The room the hitman brought him to was several doors down from their original room, which meant greater delays if John could ever catch up to them -- but Harold was getting the impression that he’d be dead long before John would manage to get to the building.

When the man motioned to a cushioned chair, Harold sat, closing his eyes for a moment as his stomach sank even further. For himself, the man pulled out a desk chair, and sat on it facing Harold, at first just observing him, for what felt like an eternity, but was probably less than a full minute.

“I can’t see two separate groups helping that girl,” the hitman said, finally, “so that guy who shot me, he’s probably working with you, yeah?”

With deception such a significant part of his life, Harold was used to lying, whether with his words or with his face alone -- and yet, he’d never had to try those skills out while honestly fearing for his life. He found that he couldn’t do it, couldn’t control his reactions or his expression; there was no point in trying to use words to hide what his face revealed, so he simply sat there, silent, staring at the gun.

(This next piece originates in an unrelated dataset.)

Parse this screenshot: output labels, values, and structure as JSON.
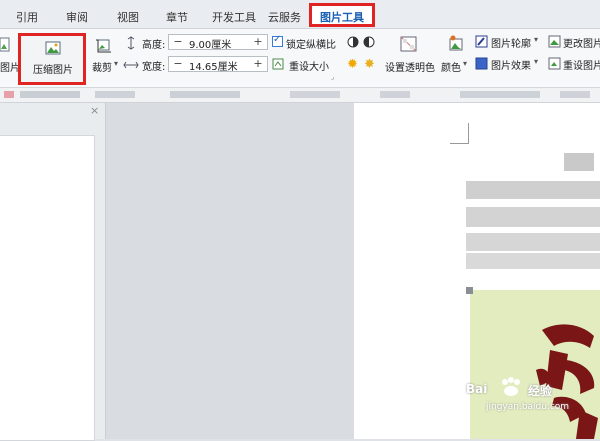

“Guy’s out of shape,” the man mused, “but he’s got skills. The kind of skills you get from actual field work; I know the type. And you, you’ve got the kind of funds to wear a suit like that -- I’m just gonna assume that you’re also the one who bought out this entire floor.” Harold must have flinched, because the man’s grin grew a little wider, a little more knowing. “Yeah, I snuck a look at the registry before I came up here. Interesting, you know, how a girl on the run happens across a random rich guy and a bodyguard. She manage to give you a sob story? Get you to agree to protect her from the big bad boogeyman?”

At Harold’s silence, the man chuckled. “Nah. See, I got it in my head that you’ve got some interest in that inheritance she’s got coming. That’s the only way it makes sense, wasting this much money to protect the girl yourself, rather than just turning her over to the cops. You want to keep it quiet… maybe manage to get rid of me on your own, somehow.

“And yet, you haven’t tried to bribe me. Now, why would that be?”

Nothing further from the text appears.